Bravery and Greed is a sidescrolling roguelite beat ‘em up by Rekka Games, in which you fight your way to the runes needed to unlock a dwarven vault with untold riches inside. Adventure mode sees one-to-four players taking on five dungeons to steal the dwarven treasure, with specific dungeon layout and rewards randomized. Each room you enter hides a small platforming challenge, a fight, or a reward, with fights being the most common occurrence.
Each of the four character classes has an upwards attack, a downwards attack, a neutral attack combo, a hold attack, and a projectile that can be used a few different ways, and all of these are substantially different between classes. You end up relying on some attacks more than others, but there’s just enough attack variety in both type and purpose that spamming the attack button isn’t always the best strategy.
The equipment you find has a diverse range of effects, from summoning skeletons when you kill an enemy to adding damage to certain attacks, and keeps each run feeling unique. There are also four mutually exclusive gods selectable at statues who give random perks per run. Since you can only pick one god per run and each god has a modest selection of perks, you’ll see the same perks over and over if you pick the same god on every run. Even so, the way perks interact with your character class, equipment, and the random order you get them in grants each run a slightly different play style.

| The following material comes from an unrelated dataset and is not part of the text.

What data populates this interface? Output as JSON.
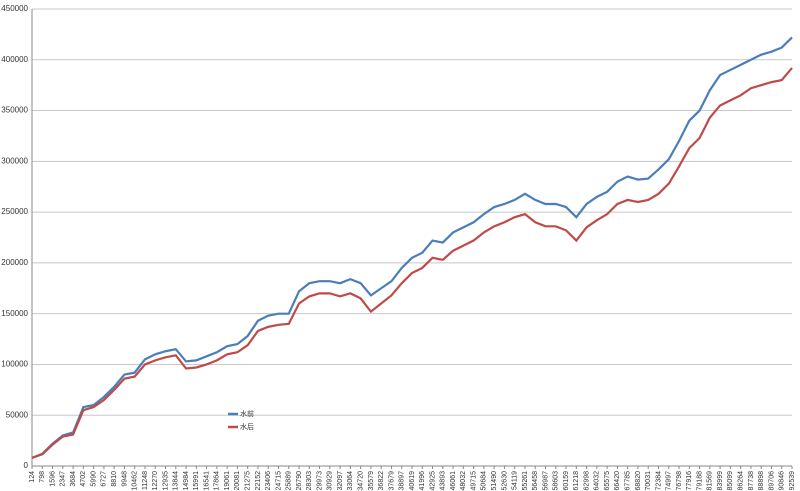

At its best, each fight is a chaotic, but not mash-filled battle against a variety of enemy types that require you to dance through the battlefield. At its worst, it’s still pretty fun, just a bit too easy without enabling the Arcana-based run modifiers.
Speaking of which, at the end of each run, you’ll unlock new equipment and run modifiers based on how much gold you collect and what hidden objectives you complete. The modifiers mostly make the game harder or add minor mechanics in exchange for bonus gold. The game had enough variety and unlocked quickly enough that I didn’t feel trapped by the upgrade system, but I didn’t unlock everything and can’t say if it stays rewarding for dozens of hours.
The coolest part of the game should be the co-op, but from my limited experience with it, the co-op is a bit too chaotic to see what’s going on. In general, enemy animations and effects are just clear enough to react to, but when there are two or more people creating multiple sets of effects and moving the screen around, it gets a bit wild. Although you’ll definitely have fun with it, it feels less skillful and more mashy than the single-player.
The game’s animation looks good in motion, although I found the enemy designs generic, and the music and sound effects are unremarkable but do the job.
The light platforming is the one part of dungeons I haven’t mentioned because it’s forgettable. It’s a bit clunky since you can’t adjust your jump in mid-air, but you eventually get used to it and it’s easy and brief anyway. It’s also worth mentioning there’s a Horde mode, as well as a PVP mode to fight your friends in, but they’re fairly barebones.
Bravery and Greed isn’t outstanding, but it’s a better-than-average roguelite with chaotic combat and fun upgrades to mix together, as well as co-op. If that sounds good to you, it’s worth a few hours of your time.
Bravery and Greed is out now on PlayStation 4, Xbox One, Nintendo Switch, and PC for $19.99.